Oberfeldwebel Sven Heuel bei der Soldaten-Weltmeisterschaft

(wS/red) Erndtebrück/Drolshagen/Eindhoven – In der letzten Woche wurde in Eindhoven der „46th World Military Marathon“ ausgetragen. Oberfeldwebel Sven Heuel von der Einsatzführungsstaffel 21 des Einsatzführungsbereichs 2 vom Luftwaffenstandort Erndtebrück ging als einziger Vertreter der Luftwaffe im vierköpfigen Team der Bundeswehr (mit Stabsbootsmann Holger Wollny (Marine), Oberleutnant Max Fuchs (Sanitätsdienst) und Hauptmann Michael Arend (Heer)) an den Start.
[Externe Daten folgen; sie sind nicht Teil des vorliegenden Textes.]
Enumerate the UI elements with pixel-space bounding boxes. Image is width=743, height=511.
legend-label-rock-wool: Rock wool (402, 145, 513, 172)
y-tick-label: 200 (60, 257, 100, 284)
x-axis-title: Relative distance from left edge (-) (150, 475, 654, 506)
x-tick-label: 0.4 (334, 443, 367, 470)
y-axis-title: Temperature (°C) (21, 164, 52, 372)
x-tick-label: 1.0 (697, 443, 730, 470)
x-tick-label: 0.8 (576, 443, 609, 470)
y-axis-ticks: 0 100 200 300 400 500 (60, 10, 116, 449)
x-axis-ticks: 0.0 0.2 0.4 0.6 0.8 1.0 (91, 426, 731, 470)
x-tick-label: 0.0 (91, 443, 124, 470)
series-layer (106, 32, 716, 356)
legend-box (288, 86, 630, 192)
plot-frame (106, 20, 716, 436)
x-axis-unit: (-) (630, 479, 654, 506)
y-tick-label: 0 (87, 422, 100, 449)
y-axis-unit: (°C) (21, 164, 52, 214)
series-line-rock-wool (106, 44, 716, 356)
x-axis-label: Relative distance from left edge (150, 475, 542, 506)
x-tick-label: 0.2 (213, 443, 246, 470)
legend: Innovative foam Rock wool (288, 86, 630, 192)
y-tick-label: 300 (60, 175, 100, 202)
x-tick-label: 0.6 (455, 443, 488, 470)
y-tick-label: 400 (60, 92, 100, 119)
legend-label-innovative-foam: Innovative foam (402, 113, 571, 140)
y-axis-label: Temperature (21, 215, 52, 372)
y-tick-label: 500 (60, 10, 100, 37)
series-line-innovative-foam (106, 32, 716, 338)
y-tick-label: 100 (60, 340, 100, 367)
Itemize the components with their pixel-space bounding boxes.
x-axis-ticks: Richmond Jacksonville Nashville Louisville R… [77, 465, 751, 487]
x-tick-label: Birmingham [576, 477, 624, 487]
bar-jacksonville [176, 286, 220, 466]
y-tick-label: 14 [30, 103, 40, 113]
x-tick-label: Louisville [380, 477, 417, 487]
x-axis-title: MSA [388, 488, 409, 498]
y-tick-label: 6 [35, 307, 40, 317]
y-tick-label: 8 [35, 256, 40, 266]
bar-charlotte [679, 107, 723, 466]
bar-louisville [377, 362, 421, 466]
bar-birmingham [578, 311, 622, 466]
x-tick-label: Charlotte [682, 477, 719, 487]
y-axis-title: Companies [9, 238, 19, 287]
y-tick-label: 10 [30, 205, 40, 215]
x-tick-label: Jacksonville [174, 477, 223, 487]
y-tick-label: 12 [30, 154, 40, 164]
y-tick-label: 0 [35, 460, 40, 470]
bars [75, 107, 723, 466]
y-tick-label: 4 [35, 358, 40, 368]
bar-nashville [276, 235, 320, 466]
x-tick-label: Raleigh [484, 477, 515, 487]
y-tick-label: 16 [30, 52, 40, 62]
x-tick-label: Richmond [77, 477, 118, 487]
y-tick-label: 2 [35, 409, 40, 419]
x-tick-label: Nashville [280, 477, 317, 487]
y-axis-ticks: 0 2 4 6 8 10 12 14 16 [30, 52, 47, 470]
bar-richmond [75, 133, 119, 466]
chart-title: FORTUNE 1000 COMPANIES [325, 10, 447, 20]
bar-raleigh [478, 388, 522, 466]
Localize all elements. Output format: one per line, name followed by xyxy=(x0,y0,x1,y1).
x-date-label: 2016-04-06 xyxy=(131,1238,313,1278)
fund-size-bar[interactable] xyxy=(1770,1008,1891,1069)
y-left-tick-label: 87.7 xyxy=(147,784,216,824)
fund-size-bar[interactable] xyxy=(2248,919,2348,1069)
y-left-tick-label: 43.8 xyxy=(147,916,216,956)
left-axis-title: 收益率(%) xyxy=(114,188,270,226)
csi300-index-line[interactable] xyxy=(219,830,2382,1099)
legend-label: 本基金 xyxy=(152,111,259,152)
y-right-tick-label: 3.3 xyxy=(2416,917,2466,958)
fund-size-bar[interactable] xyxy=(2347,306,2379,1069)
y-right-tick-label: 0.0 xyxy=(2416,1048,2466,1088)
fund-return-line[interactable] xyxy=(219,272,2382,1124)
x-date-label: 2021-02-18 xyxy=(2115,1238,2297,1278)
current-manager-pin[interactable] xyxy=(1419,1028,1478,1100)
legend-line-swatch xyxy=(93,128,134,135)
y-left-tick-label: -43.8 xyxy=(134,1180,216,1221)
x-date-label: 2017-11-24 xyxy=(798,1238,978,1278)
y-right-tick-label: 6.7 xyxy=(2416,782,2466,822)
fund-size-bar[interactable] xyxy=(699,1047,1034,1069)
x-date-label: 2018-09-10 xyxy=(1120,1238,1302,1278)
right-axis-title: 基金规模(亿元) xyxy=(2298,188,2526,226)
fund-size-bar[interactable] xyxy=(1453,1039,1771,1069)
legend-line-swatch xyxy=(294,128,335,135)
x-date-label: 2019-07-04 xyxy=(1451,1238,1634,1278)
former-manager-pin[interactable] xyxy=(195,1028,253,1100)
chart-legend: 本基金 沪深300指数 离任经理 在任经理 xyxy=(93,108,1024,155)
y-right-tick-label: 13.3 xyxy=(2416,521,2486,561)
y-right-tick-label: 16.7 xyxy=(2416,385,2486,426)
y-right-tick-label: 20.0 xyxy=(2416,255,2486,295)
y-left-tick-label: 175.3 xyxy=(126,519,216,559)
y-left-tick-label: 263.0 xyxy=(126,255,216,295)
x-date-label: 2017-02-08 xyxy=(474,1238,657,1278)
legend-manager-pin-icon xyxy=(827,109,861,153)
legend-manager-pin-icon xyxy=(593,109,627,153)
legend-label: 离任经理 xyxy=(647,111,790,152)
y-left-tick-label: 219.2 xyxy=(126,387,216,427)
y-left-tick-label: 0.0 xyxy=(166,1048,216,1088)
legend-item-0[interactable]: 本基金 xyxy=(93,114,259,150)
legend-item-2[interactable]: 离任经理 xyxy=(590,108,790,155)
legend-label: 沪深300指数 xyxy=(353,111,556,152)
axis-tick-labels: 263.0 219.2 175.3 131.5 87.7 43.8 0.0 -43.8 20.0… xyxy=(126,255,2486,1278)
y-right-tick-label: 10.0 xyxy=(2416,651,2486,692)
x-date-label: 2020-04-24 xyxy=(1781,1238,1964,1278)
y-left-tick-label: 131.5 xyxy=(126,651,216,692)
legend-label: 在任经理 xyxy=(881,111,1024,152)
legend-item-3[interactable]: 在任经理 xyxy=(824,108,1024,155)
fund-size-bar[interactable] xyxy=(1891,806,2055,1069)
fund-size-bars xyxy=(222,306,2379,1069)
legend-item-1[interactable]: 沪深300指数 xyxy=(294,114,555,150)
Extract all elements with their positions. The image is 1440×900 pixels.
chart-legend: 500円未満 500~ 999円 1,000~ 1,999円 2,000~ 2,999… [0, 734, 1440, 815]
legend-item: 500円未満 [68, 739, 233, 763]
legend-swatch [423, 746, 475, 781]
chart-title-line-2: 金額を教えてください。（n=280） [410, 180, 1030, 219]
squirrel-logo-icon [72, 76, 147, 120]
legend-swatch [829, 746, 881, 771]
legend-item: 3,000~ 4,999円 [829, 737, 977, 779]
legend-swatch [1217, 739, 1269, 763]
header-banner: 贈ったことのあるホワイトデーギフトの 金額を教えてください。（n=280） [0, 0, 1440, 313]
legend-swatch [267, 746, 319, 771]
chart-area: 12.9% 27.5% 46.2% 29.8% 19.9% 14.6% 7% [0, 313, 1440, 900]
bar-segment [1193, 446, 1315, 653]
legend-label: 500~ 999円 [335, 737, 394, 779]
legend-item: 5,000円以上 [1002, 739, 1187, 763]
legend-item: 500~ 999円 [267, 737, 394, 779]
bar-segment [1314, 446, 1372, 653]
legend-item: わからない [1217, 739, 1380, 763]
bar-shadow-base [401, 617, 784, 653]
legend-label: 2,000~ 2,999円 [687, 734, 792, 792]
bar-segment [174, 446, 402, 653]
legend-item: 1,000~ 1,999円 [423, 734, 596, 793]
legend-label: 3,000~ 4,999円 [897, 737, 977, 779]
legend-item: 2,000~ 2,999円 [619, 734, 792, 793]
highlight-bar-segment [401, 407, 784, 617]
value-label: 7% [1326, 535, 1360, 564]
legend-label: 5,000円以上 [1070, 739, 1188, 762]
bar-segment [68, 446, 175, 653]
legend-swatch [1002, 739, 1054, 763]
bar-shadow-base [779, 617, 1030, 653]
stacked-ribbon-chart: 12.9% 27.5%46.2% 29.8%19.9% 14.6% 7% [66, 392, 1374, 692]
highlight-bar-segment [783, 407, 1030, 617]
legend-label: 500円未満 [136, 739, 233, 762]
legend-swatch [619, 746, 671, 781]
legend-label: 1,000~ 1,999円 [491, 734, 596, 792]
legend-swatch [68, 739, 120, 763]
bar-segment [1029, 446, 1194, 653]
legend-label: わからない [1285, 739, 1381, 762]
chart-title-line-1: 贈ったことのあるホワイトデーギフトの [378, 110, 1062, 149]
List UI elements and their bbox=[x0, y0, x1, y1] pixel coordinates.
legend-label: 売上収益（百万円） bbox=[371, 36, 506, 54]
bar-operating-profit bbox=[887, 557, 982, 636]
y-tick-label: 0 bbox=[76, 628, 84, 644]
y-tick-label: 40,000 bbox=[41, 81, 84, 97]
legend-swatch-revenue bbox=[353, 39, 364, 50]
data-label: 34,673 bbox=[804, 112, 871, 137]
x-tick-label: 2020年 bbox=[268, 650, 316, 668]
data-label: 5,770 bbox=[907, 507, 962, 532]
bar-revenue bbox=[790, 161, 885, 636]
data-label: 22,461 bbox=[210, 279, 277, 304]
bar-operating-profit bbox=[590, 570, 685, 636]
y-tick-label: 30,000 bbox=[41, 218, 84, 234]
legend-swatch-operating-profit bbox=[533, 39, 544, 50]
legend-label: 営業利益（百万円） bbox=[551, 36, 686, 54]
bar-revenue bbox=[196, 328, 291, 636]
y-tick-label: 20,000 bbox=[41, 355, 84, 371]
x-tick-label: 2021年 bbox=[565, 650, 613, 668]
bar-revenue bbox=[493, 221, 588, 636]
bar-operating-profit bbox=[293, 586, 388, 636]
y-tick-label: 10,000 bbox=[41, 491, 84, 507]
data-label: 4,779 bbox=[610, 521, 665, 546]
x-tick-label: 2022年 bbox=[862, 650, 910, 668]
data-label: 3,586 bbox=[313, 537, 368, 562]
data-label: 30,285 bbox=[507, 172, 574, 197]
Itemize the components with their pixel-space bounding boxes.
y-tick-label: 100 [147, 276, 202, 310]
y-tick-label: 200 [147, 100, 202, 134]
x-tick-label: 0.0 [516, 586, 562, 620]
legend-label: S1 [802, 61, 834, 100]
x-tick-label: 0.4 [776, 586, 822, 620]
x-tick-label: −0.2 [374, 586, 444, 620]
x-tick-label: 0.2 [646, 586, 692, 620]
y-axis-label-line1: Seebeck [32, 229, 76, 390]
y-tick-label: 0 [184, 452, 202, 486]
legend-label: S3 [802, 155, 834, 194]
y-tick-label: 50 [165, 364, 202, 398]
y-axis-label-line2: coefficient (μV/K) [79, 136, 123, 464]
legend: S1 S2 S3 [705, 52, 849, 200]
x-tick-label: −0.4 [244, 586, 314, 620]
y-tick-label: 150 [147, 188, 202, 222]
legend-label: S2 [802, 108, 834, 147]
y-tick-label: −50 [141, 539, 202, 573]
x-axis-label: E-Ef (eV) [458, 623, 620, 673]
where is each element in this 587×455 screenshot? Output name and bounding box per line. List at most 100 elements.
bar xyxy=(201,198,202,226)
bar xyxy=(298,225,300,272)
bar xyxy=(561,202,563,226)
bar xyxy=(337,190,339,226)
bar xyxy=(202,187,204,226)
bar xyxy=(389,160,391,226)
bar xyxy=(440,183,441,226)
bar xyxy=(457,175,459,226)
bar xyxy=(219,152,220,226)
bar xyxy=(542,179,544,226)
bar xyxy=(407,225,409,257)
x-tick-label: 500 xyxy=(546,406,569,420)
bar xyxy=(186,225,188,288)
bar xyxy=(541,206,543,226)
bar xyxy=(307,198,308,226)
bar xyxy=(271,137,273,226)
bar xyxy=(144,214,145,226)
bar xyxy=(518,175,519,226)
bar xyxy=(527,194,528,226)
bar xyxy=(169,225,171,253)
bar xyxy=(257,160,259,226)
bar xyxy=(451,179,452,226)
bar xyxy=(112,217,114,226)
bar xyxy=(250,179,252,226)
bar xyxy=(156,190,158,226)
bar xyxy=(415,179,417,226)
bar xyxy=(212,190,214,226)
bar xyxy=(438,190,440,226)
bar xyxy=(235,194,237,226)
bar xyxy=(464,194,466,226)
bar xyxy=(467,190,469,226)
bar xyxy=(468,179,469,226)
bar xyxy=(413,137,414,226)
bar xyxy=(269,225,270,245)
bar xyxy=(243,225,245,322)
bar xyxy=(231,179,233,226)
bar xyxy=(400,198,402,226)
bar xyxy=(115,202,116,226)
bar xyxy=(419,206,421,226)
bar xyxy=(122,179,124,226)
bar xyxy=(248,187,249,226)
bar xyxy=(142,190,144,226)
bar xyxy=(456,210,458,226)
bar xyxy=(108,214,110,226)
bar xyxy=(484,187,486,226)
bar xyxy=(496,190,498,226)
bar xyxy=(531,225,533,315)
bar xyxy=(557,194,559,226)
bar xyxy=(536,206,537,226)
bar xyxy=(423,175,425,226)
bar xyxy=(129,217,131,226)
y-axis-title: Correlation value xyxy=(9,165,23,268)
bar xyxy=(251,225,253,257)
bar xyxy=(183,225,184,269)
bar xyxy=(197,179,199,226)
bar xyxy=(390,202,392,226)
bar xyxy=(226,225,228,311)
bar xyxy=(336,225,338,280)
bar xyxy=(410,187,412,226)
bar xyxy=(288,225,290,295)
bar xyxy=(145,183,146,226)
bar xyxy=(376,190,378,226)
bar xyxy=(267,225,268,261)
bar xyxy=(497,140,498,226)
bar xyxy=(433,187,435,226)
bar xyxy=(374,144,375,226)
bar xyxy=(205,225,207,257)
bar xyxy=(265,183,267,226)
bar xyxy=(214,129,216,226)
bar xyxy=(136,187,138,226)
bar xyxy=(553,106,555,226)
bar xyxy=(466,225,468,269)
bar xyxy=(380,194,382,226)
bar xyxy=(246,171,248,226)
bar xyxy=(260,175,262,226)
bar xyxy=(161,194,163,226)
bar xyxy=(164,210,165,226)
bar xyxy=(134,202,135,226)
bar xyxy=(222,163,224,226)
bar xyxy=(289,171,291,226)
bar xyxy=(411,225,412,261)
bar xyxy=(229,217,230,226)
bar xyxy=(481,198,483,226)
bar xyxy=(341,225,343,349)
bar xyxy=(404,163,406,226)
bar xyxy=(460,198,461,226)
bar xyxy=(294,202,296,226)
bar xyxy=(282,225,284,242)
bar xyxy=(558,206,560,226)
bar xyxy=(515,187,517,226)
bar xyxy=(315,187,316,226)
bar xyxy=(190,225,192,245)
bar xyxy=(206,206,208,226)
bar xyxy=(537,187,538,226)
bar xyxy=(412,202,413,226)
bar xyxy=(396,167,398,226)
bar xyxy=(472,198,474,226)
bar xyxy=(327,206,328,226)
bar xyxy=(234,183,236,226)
Prominent besetztes Starterfeld

Zu Beginn diesen Jahres wurde Heuel erstmals in das Team der „Conseil International du Sport Militaire“, kurz CISM Team, der Bundeswehr berufen. Der CISM ist eine der größten Sportorganisationen der Welt. Sie organisiert global im Jahr rund 20 Weltmeisterschaften für die Soldaten der 133 Mitgliedstaaten. „Es ist immer etwas ganz besonderes seine Waffengattung als einziger repräsentieren zu dürfen, dies gilt natürlich insbesondere nochmal mehr für die Teilnahme im Rahmen eine Weltmeisterschaft“, stellte der sichtlich zufriedene Sauerländer fest.

Oberfeldwebel Sven Heuel (li.) und Stabsbootsmann Holger Wollny (re.) vom Marathonteam der  Bundeswehr vor dem Start. Foto: Bundeswehr

Oberfeldwebel Sven Heuel (li.) und Stabsbootsmann Holger Wollny (re.) vom Marathonteam der Bundeswehr vor dem Start. Foto: Bundeswehr

Immerhin hatte er die Marathondistanz von 42,195 Kilometer sogar unter drei Stunden absolviert. Das Team der Bundeswehr erreichte im prominent (wie bspw. mit Marcin Chabowski 2:15:04) und hochklassig besetzten Teilnehmerfeld den 14. Platz. Seinem Verband ist der Luftwaffensoldat dafür dankbar, „dass er die Teilnahme an dieser großartigen WM überhaupt ermöglicht hat!“

Dank an den Physiotherapeuten und Trainer

Dabei standen die Vorzeichen, gerade in den so wichtigen Vorbereitungswochen, zunächst einmal nicht wirklich gut. Während der Vorbereitung war Heuel durch Rückenprobleme stark eingegrenzt, aber „mein heimischer Physiotherapeut hat mich wieder hinbekommen“, betonte der Sportler mit einem verschmitzten Lächeln.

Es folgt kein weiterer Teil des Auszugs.